One key growth driver that is supplementing Microsoft’s growth in a big way is the business customers segment. Customers continue to make Windows their overwhelming platform of choice. Windows Pro and Windows Licensing revenues grew in the recent quarter. Also, Microsoft’s U.S. search share grew to 18.6%. In addition, Microsoft Office 365 is now on an annual revenue run rate of $2.5 billion, and Azure's revenue grew over 150%.

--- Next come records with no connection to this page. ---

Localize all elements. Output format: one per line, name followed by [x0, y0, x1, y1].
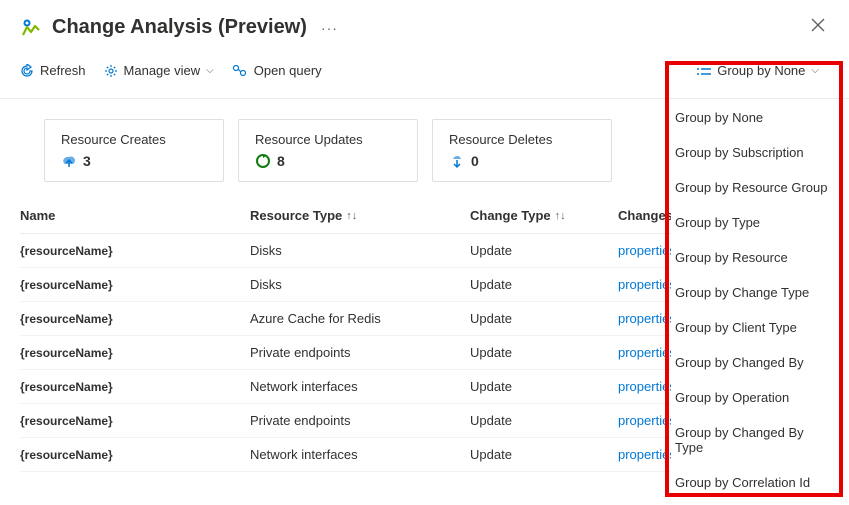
chevron-down-icon: ⌵	[206, 65, 214, 76]
dropdown-item[interactable]: Group by None	[671, 100, 837, 135]
cell-change-type: Update	[470, 243, 618, 258]
th-resource-type[interactable]: Resource Type↑↓	[250, 208, 470, 223]
open-query-button[interactable]: Open query	[232, 63, 322, 78]
th-name[interactable]: Name	[20, 208, 250, 223]
cell-change-type: Update	[470, 277, 618, 292]
cell-name: {resourceName}	[20, 244, 250, 258]
more-menu-button[interactable]: ···	[321, 20, 338, 36]
cell-name: {resourceName}	[20, 346, 250, 360]
resource-updates-card[interactable]: Resource Updates 8	[238, 119, 418, 182]
update-icon	[255, 153, 271, 169]
cell-name: {resourceName}	[20, 414, 250, 428]
cell-resource-type: Disks	[250, 243, 470, 258]
dropdown-item[interactable]: Group by Correlation Id	[671, 465, 837, 500]
cell-change-type: Update	[470, 447, 618, 462]
dropdown-item[interactable]: Group by Change Type	[671, 275, 837, 310]
dropdown-item[interactable]: Group by Type	[671, 205, 837, 240]
cell-name: {resourceName}	[20, 312, 250, 326]
cell-resource-type: Network interfaces	[250, 379, 470, 394]
cell-resource-type: Network interfaces	[250, 447, 470, 462]
change-analysis-icon	[20, 17, 42, 39]
group-by-label: Group by None	[717, 63, 805, 78]
cell-name: {resourceName}	[20, 278, 250, 292]
refresh-icon	[20, 64, 34, 78]
chevron-down-icon: ⌵	[811, 65, 819, 76]
cell-resource-type: Private endpoints	[250, 413, 470, 428]
card-value: 8	[277, 153, 285, 169]
group-by-dropdown: Group by NoneGroup by SubscriptionGroup …	[671, 100, 837, 500]
list-icon	[697, 63, 711, 78]
th-change-type[interactable]: Change Type↑↓	[470, 208, 618, 223]
cell-change-type: Update	[470, 311, 618, 326]
manage-view-label: Manage view	[124, 63, 201, 78]
card-title: Resource Deletes	[449, 132, 595, 147]
delete-icon	[449, 153, 465, 169]
cell-resource-type: Private endpoints	[250, 345, 470, 360]
group-by-button[interactable]: Group by None ⌵	[687, 57, 829, 84]
refresh-button[interactable]: Refresh	[20, 63, 86, 78]
sort-icon: ↑↓	[346, 210, 357, 222]
dropdown-item[interactable]: Group by Resource Group	[671, 170, 837, 205]
cell-change-type: Update	[470, 413, 618, 428]
refresh-label: Refresh	[40, 63, 86, 78]
cell-change-type: Update	[470, 379, 618, 394]
dropdown-item[interactable]: Group by Resource	[671, 240, 837, 275]
cell-name: {resourceName}	[20, 448, 250, 462]
dropdown-item[interactable]: Group by Changed By	[671, 345, 837, 380]
card-value: 3	[83, 153, 91, 169]
dropdown-item[interactable]: Group by Client Type	[671, 310, 837, 345]
manage-view-button[interactable]: Manage view ⌵	[104, 63, 214, 78]
sort-icon: ↑↓	[555, 210, 566, 222]
open-query-label: Open query	[254, 63, 322, 78]
card-title: Resource Updates	[255, 132, 401, 147]
header-bar: Change Analysis (Preview) ···	[0, 0, 849, 51]
resource-creates-card[interactable]: Resource Creates 3	[44, 119, 224, 182]
gear-icon	[104, 64, 118, 78]
card-title: Resource Creates	[61, 132, 207, 147]
resource-deletes-card[interactable]: Resource Deletes 0	[432, 119, 612, 182]
page-title: Change Analysis (Preview)	[52, 16, 307, 39]
toolbar: Refresh Manage view ⌵ Open query Group b…	[0, 51, 849, 99]
dropdown-item[interactable]: Group by Operation	[671, 380, 837, 415]
dropdown-item[interactable]: Group by Subscription	[671, 135, 837, 170]
create-icon	[61, 153, 77, 169]
query-icon	[232, 64, 248, 78]
cell-resource-type: Disks	[250, 277, 470, 292]
cell-resource-type: Azure Cache for Redis	[250, 311, 470, 326]
cell-name: {resourceName}	[20, 380, 250, 394]
dropdown-item[interactable]: Group by Changed By Type	[671, 415, 837, 465]
cell-change-type: Update	[470, 345, 618, 360]
close-button[interactable]	[807, 14, 829, 41]
card-value: 0	[471, 153, 479, 169]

With the addition of Nokia’s mobile technologies, Microsoft will enhance its device capabilities. Internationally, the company plans to extend the unique entertainment potential of Xbox One, particularly in markets outside of the U.S. Microsoft is strengthening its relationships in China, striking a deal with Chinese security vendor Qihoo 360 in the development of mobile internet and artificial intelligence technologies. Microsoft was recently ranked by International Data Corp. as the first among competitors in Latin America for cloud computing products. Microsoft snatched up European mobile ad firm ScreenTonic with the intention of integrating its capabilities into the tech giant’s adCenter.
All in all, Microsoft looks well-positioned going forward. The stock doesn’t look too expensive at 14 times forward earnings. A dividend yield of 2.70% makes the deal sweater. Throw in the prospects from the Nokia acquisition, an uptick in the cloud market, and the value proposition of Xbox One, and it becomes clear that Microsoft is a winner.